John Gardner, Professor of Jurisprudence at the University of Oxford and occasional Visiting Professor at Yale Law School, comments on the police shooting of an innocent electrician
Here are some other important things he says to remember in thinking about the police :
(1) There is no general legal duty to assist the police or to obey police instructions. (Rice v Connolly 1966)
(2) There are special police powers to arrest and search. But there is no special police licence to injure or kill. If they injure or kill, the police need to rely on the same law as the rest of us.
(3) The law allows those who use force in prevention of crime to use only necessary and proportionate force. It is said that officers are under great pressure. Being under extra pressure gives us no extra latitude for error in judging how much force is proportionate or necessary. (R v Clegg 1995)
(4) Arguably, the police should be held to higher standards of calm under pressure than the rest of us. Certainly not lower!
(5) The necessity and proportionality of the police use of force is to be judged on the facts as they believed them to be. The police may be prejudiced like the rest of us, and may treat the fact that someone is dark-skinned as one reason to believe that he is a suicide bomber. But in court this reason should not count: (R v Williams 1978)

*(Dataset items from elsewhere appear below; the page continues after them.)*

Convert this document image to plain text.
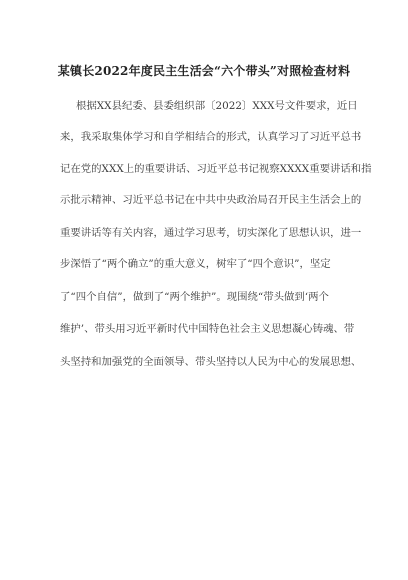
某镇长2022年度民主生活会“六个带头”对照检查材料
根据XX县纪委、县委组织部〔2022〕XXX号文件要求，近日
来，我采取集体学习和自学相结合的形式，认真学习了习近平总书
记在党的XXX上的重要讲话、习近平总书记视察XXXX重要讲话和指
示批示精神、习近平总书记在中共中央政治局召开民主生活会上的
重要讲话等有关内容，通过学习思考，切实深化了思想认识，进一
步深悟了“两个确立”的重大意义，树牢了“四个意识”，坚定
了“四个自信”，做到了“两个维护”。现围绕“带头做到‘两个
维护’、带头用习近平新时代中国特色社会主义思想凝心铸魂、带
头坚持和加强党的全面领导、带头坚持以人民为中心的发展思想、
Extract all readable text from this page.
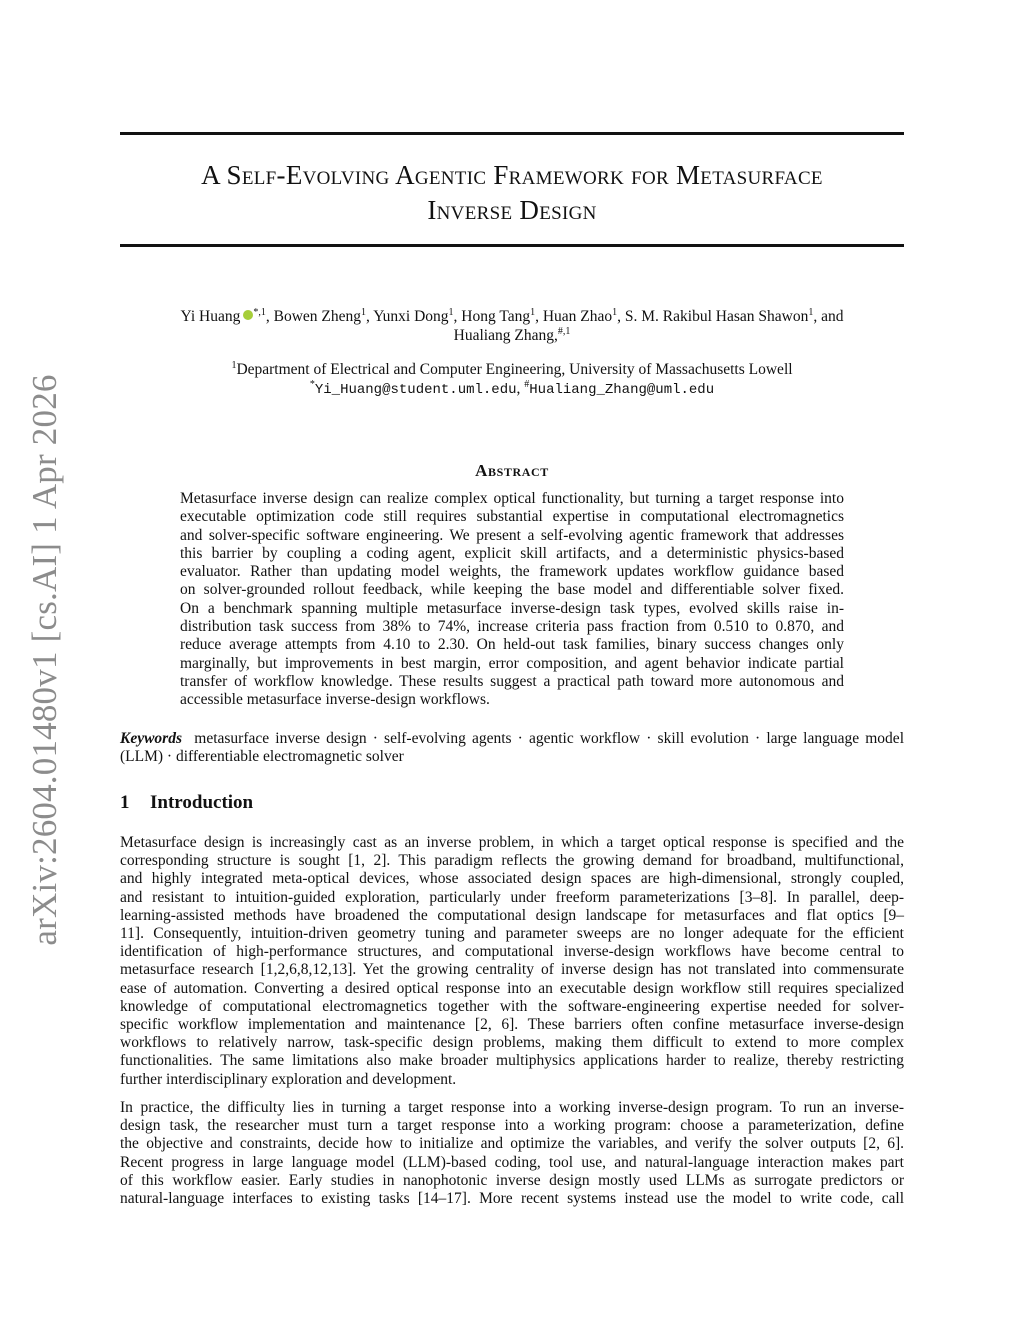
arXiv:2604.01480v1 [cs.AI] 1 Apr 2026
A Self-Evolving Agentic Framework for Metasurface
Inverse Design
Yi Huang $^{*,1}$, Bowen Zheng$^1$, Yunxi Dong$^1$, Hong Tang$^1$, Huan Zhao$^1$, S. M. Rakibul Hasan Shawon$^1$, and
Hualiang Zhang,$^{\#,1}$
$^1$Department of Electrical and Computer Engineering, University of Massachusetts Lowell
*Yi_Huang@student.uml.edu, #Hualiang_Zhang@uml.edu
Abstract
Metasurface inverse design can realize complex optical functionality, but turning a target response into
executable optimization code still requires substantial expertise in computational electromagnetics
and solver-specific software engineering. We present a self-evolving agentic framework that addresses
this barrier by coupling a coding agent, explicit skill artifacts, and a deterministic physics-based
evaluator. Rather than updating model weights, the framework updates workflow guidance based
on solver-grounded rollout feedback, while keeping the base model and differentiable solver fixed.
On a benchmark spanning multiple metasurface inverse-design task types, evolved skills raise in-
distribution task success from 38% to 74%, increase criteria pass fraction from 0.510 to 0.870, and
reduce average attempts from 4.10 to 2.30. On held-out task families, binary success changes only
marginally, but improvements in best margin, error composition, and agent behavior indicate partial
transfer of workflow knowledge. These results suggest a practical path toward more autonomous and
accessible metasurface inverse-design workflows.
Keywords metasurface inverse design · self-evolving agents · agentic workflow · skill evolution · large language model
(LLM) · differentiable electromagnetic solver
1 Introduction
Metasurface design is increasingly cast as an inverse problem, in which a target optical response is specified and the
corresponding structure is sought [1, 2]. This paradigm reflects the growing demand for broadband, multifunctional,
and highly integrated meta-optical devices, whose associated design spaces are high-dimensional, strongly coupled,
and resistant to intuition-guided exploration, particularly under freeform parameterizations [3–8]. In parallel, deep-
learning-assisted methods have broadened the computational design landscape for metasurfaces and flat optics [9–
11]. Consequently, intuition-driven geometry tuning and parameter sweeps are no longer adequate for the efficient
identification of high-performance structures, and computational inverse-design workflows have become central to
metasurface research [1,2,6,8,12,13]. Yet the growing centrality of inverse design has not translated into commensurate
ease of automation. Converting a desired optical response into an executable design workflow still requires specialized
knowledge of computational electromagnetics together with the software-engineering expertise needed for solver-
specific workflow implementation and maintenance [2, 6]. These barriers often confine metasurface inverse-design
workflows to relatively narrow, task-specific design problems, making them difficult to extend to more complex
functionalities. The same limitations also make broader multiphysics applications harder to realize, thereby restricting
further interdisciplinary exploration and development.
In practice, the difficulty lies in turning a target response into a working inverse-design program. To run an inverse-
design task, the researcher must turn a target response into a working program: choose a parameterization, define
the objective and constraints, decide how to initialize and optimize the variables, and verify the solver outputs [2, 6].
Recent progress in large language model (LLM)-based coding, tool use, and natural-language interaction makes part
of this workflow easier. Early studies in nanophotonic inverse design mostly used LLMs as surrogate predictors or
natural-language interfaces to existing tasks [14–17]. More recent systems instead use the model to write code, call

(6) It is no defence in law that the killing was authorised by a superior officer. A superior officer who authorises an unlawful killing is an accomplice. (R v Clegg 1995)
(7) The fact that those involved were police officers is irrelevant to the question of whether to prosecute them. When suspected of crimes, officials are subject to the same policies and procedures as the rest of us.
(8) Some people say: Blame the terrorists, not the police. But blame is not a zero-sum game. The fact that one is responding to faulty actions doesn't mean one is incapable of being at fault oneself. This is the moral position as well as the position in criminal law.